The man is in stable condition. He arrived in the United States last week, before federal health officials began screening travelers from the central Chinese city of Wuhan at Los Angeles, San Francisco and New York’s John F. Kennedy international airports.

The outbreak has grown rapidly in recent days, with authorities in China reporting confirmed cases in multiple cities as hundreds of millions of people in China and elsewhere in Asia are on the move in the run-up to the Lunar New Year, the biggest migration event in the world. The World Health Organization is meeting Wednesday to decide whether to declare the outbreak an international public health emergency.

The CDC is expected to announce details about the U.S. case in a 2 p.m. news conference. Neither his identity, nor his travel route have been publicly released.

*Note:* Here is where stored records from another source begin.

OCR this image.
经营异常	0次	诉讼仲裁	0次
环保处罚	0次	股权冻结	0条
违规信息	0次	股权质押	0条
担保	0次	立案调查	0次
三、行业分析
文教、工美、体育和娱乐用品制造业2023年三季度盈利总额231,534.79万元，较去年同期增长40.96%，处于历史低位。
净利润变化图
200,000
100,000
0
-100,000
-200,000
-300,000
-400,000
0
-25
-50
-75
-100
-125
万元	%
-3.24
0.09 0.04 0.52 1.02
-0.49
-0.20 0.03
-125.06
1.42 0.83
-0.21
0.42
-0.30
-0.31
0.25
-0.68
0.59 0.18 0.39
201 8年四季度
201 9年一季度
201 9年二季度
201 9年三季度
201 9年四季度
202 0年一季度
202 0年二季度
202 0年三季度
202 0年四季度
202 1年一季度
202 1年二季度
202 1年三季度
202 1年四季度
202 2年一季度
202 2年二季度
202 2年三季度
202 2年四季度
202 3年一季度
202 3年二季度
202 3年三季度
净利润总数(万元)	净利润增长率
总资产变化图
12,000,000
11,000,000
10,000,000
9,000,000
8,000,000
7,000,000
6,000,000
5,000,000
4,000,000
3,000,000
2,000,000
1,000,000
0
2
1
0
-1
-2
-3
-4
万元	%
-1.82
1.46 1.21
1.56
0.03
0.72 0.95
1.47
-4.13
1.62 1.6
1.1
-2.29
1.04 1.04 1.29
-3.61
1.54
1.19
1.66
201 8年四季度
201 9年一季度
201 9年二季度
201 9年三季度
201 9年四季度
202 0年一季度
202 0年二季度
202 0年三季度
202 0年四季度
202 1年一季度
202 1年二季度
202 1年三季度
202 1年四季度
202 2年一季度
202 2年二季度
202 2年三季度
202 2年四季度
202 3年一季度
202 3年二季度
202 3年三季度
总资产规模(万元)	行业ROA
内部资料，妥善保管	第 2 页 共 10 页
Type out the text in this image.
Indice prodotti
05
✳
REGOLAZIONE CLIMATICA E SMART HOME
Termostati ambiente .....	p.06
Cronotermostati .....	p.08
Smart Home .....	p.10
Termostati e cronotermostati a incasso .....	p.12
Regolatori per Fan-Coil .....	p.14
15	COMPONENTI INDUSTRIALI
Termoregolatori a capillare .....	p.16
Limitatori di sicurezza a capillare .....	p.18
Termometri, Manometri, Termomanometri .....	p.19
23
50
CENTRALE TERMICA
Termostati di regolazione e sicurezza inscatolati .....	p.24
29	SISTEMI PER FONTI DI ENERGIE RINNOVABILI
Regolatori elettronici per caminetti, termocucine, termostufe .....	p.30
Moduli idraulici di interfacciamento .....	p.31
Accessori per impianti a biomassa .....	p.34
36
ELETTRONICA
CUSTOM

Coronaviruses are a large family of viruses ranging from the common cold to much more serious diseases, which can infect both humans and animals, according to WHO. The strain spreading in China is related to two other coronaviruses that have caused major outbreaks in recent years: Middle East respiratory syndrome, also known as MERS, and Severe Acute Respiratory Syndrome, or SARS.

Symptoms of a coronavirus infection include respiratory problems, difficulties breathing, fever and cough, and can lead to severe cases of pneumonia, kidney failure, acute respiratory syndrome (when fluid builds up in the lungs) and death. The elderly, young and those with an already weakened immune system are at a higher risk of developing severe lower-respiratory tract diseases, like bronchitis and pneumonia, according to the Centers for Disease Control and Prevention.